If you’re of a certain age, you may recall that low-fat diets have their own theory, about which much was made back in the ’90s. Because fat is calorie-dense — nine calories per gram vs. four for carbs and protein — high-fat diets lead to overconsumption. Hall’s study wanted to test the battling theories by comparing the diets head-to-head.

Twenty subjects, in-patients at an NIH facility so all their consumption could be monitored, were fed either the keto diet or the low-fat diet for two weeks, and then switched over to the other. (These studies are very expensive, which is why they tend to be small and short.)

Which diet led to less consumption?

Drumroll, please.

The low-fat. By a lot: nearly 700 calories per day. This, despite the fact that insulin levels on the low-fat diet were, Hall told me, “through the roof.” The low-fat group also lost a little more fat (only about a pound, not enough for statistical significance). The keto group lost more fat-free mass, but Hall points out that a big component of that is water, which you always lose when you cut carbs.

But wait! This is not the last nail in the coffin of keto satiety. Hall made a point of highlighting the fact that, on the keto diet, consumption dropped by 300 daily calories in the second week, possibly because of a satiety effect kicking in. Would it have dropped more had the study gone longer? There’s no way to know, but it’s certainly possible.

Another piece of evidence comes from Hall’s previous study, the one about processed foods.

The energy density of the keto diet in the new study was comparable to that of the highly processed diet in his previous study, Hall said, but subjects on the keto diet didn’t overeat, while subjects on the processed diet did. I think it’s safe to say that the preponderance of the evidence indicates that keto diets may indeed be more satiating than some other diets.

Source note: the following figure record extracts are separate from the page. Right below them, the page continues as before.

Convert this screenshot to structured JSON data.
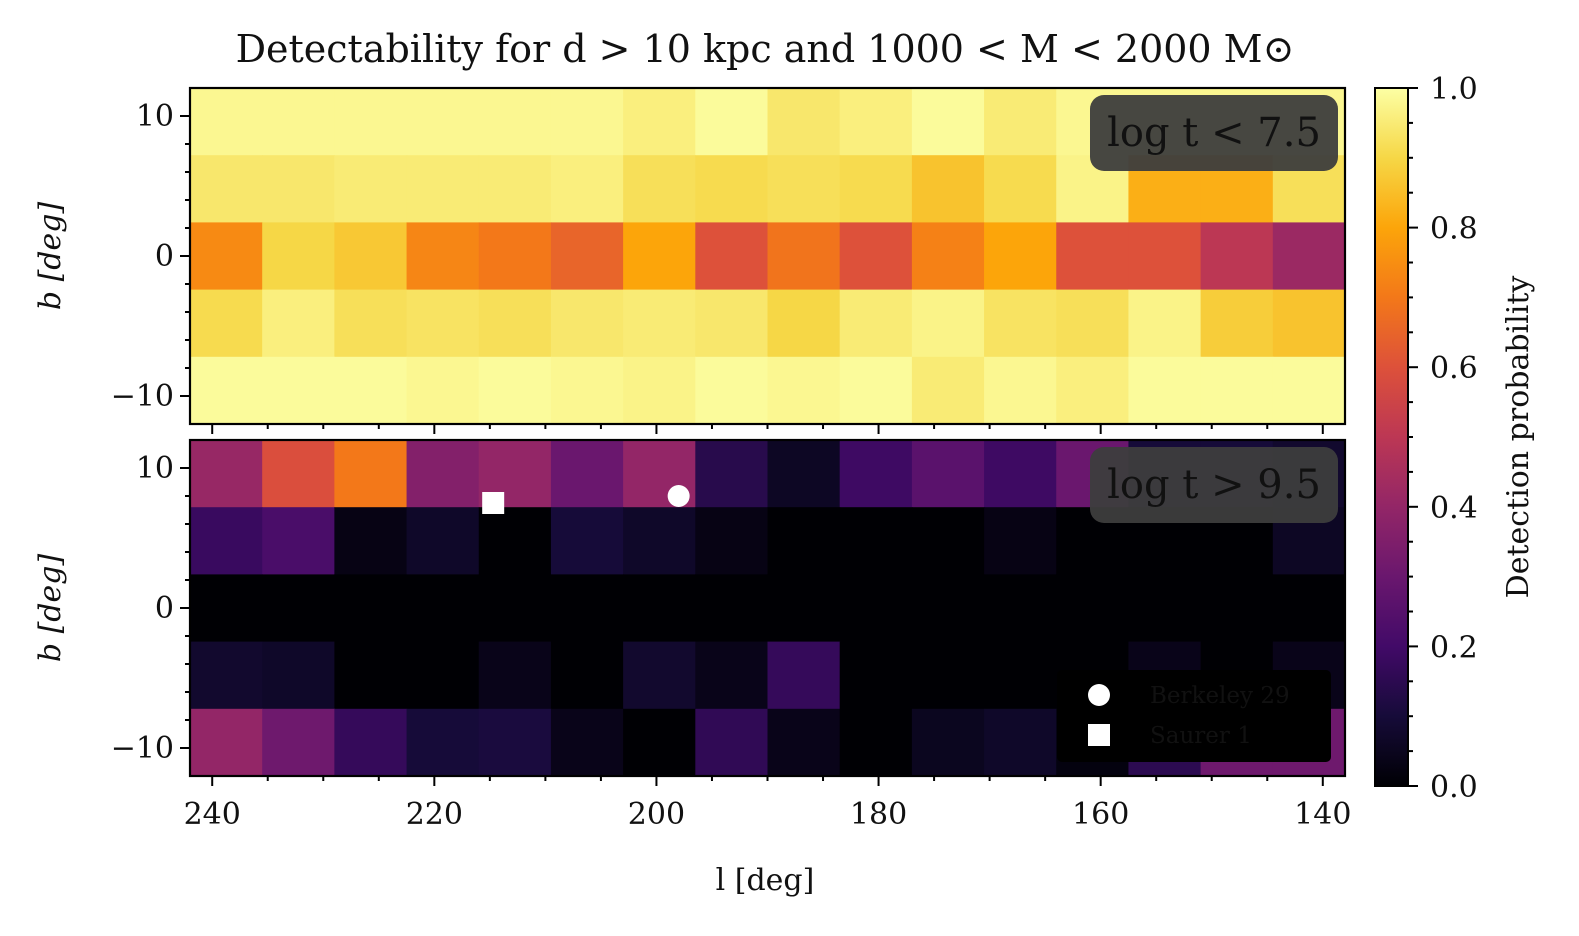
{
  "title": "Detectability for d > 10 kpc and 1000 < M < 2000 M⊙",
  "colorbar": {
    "label": "Detection probability",
    "colormap": "inferno",
    "range": [
      0.0,
      1.0
    ],
    "ticks": [
      "0.0",
      "0.2",
      "0.4",
      "0.6",
      "0.8",
      "1.0"
    ],
    "tick_values": [
      0.0,
      0.2,
      0.4,
      0.6,
      0.8,
      1.0
    ]
  },
  "chart_data": [
    {
      "type": "heatmap",
      "panel_label": "log t < 7.5",
      "xlabel": "",
      "ylabel": "b [deg]",
      "xlim": [
        242,
        138
      ],
      "ylim": [
        -12,
        12
      ],
      "x_ticks": [
        240,
        220,
        200,
        180,
        160,
        140
      ],
      "x_tick_labels": [],
      "y_ticks": [
        -10,
        0,
        10
      ],
      "y_tick_labels": [
        "−10",
        "0",
        "10"
      ],
      "l_bin_edges": [
        242.0,
        235.5,
        229.0,
        222.5,
        216.0,
        209.5,
        203.0,
        196.5,
        190.0,
        183.5,
        177.0,
        170.5,
        164.0,
        157.5,
        151.0,
        144.5,
        138.0
      ],
      "b_bin_edges": [
        12.0,
        7.2,
        2.4,
        -2.4,
        -7.2,
        -12.0
      ],
      "values": [
        [
          0.98,
          0.98,
          0.98,
          0.98,
          0.98,
          0.98,
          0.96,
          0.99,
          0.94,
          0.96,
          0.99,
          0.95,
          0.98,
          0.98,
          0.98,
          0.98
        ],
        [
          0.94,
          0.94,
          0.95,
          0.95,
          0.95,
          0.96,
          0.92,
          0.91,
          0.92,
          0.91,
          0.86,
          0.91,
          0.97,
          0.82,
          0.82,
          0.92
        ],
        [
          0.74,
          0.9,
          0.87,
          0.73,
          0.7,
          0.65,
          0.8,
          0.6,
          0.69,
          0.6,
          0.72,
          0.8,
          0.6,
          0.6,
          0.5,
          0.42
        ],
        [
          0.91,
          0.96,
          0.92,
          0.93,
          0.92,
          0.94,
          0.95,
          0.94,
          0.9,
          0.95,
          0.97,
          0.93,
          0.92,
          0.97,
          0.88,
          0.86
        ],
        [
          0.99,
          0.99,
          0.99,
          0.98,
          0.99,
          0.98,
          0.97,
          0.99,
          0.98,
          0.99,
          0.95,
          0.98,
          0.96,
          0.99,
          0.99,
          0.99
        ]
      ]
    },
    {
      "type": "heatmap",
      "panel_label": "log t > 9.5",
      "xlabel": "l [deg]",
      "ylabel": "b [deg]",
      "xlim": [
        242,
        138
      ],
      "ylim": [
        -12,
        12
      ],
      "x_ticks": [
        240,
        220,
        200,
        180,
        160,
        140
      ],
      "x_tick_labels": [
        "240",
        "220",
        "200",
        "180",
        "160",
        "140"
      ],
      "y_ticks": [
        -10,
        0,
        10
      ],
      "y_tick_labels": [
        "−10",
        "0",
        "10"
      ],
      "l_bin_edges": [
        242.0,
        235.5,
        229.0,
        222.5,
        216.0,
        209.5,
        203.0,
        196.5,
        190.0,
        183.5,
        177.0,
        170.5,
        164.0,
        157.5,
        151.0,
        144.5,
        138.0
      ],
      "b_bin_edges": [
        12.0,
        7.2,
        2.4,
        -2.4,
        -7.2,
        -12.0
      ],
      "values": [
        [
          0.41,
          0.59,
          0.7,
          0.36,
          0.4,
          0.3,
          0.4,
          0.14,
          0.06,
          0.19,
          0.26,
          0.19,
          0.3,
          0.1,
          0.1,
          0.08
        ],
        [
          0.18,
          0.22,
          0.03,
          0.07,
          0.0,
          0.1,
          0.07,
          0.03,
          0.0,
          0.0,
          0.0,
          0.03,
          0.0,
          0.0,
          0.0,
          0.06
        ],
        [
          0.0,
          0.0,
          0.0,
          0.0,
          0.0,
          0.0,
          0.0,
          0.0,
          0.0,
          0.0,
          0.0,
          0.0,
          0.0,
          0.0,
          0.0,
          0.0
        ],
        [
          0.08,
          0.07,
          0.0,
          0.0,
          0.04,
          0.0,
          0.08,
          0.04,
          0.17,
          0.0,
          0.0,
          0.0,
          0.0,
          0.04,
          0.0,
          0.04
        ],
        [
          0.4,
          0.31,
          0.17,
          0.1,
          0.11,
          0.04,
          0.0,
          0.16,
          0.04,
          0.0,
          0.05,
          0.07,
          0.02,
          0.15,
          0.31,
          0.31
        ]
      ],
      "markers": [
        {
          "name": "Berkeley 29",
          "symbol": "circle",
          "l": 198.0,
          "b": 8.0,
          "color": "#ffffff"
        },
        {
          "name": "Saurer 1",
          "symbol": "square",
          "l": 214.7,
          "b": 7.5,
          "color": "#ffffff"
        }
      ],
      "legend": {
        "placement": "lower-right",
        "entries": [
          {
            "symbol": "circle",
            "label": "Berkeley 29"
          },
          {
            "symbol": "square",
            "label": "Saurer 1"
          }
        ]
      }
    }
  ]
}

So let’s move on to the second question: Does eating keto up your energy expenditure?

Hall has researched that, too. In a study he conducted, he found that energy expenditure increased 57 calories per day on the keto diet, although there was no accompanying fat loss. In a review he did of other studies, though, he found no advantage.

There are studies that find that keto diets increase energy expenditure, and the issue is very contentious. Scientists argue about methodology and accuracy and the various ways to measure energy expenditure, and I don’t think there’s a clear consensus. Me, I’m absolutely ready to believe that energy expenditure can vary on different diets because our bodies handle different foods in different ways, but I think it’s unlikely that the difference will be big enough to matter much. If keto diets make you burn, say, several hundred more calories every day, it shouldn’t be that hard to detect it in the lab.

So where does that leave us? Ketogenic diets may suppress appetite, at least a little, and they may even help you burn more calories. In practice, though, they don’t do better than other diets in the long term. In the short term, several studies have found that keto dieters lose more weight. A 2013 review found that, among studies that followed people for at least a year, keto dieters lost about two pounds more than low-fat dieters, a finding the authors called “of little clinical significance.” In 2019, the National Lipid Association concluded: “Low-CHO [carbohydrate] and very-low-CHO diets are not superior to other dietary approaches for weight loss.”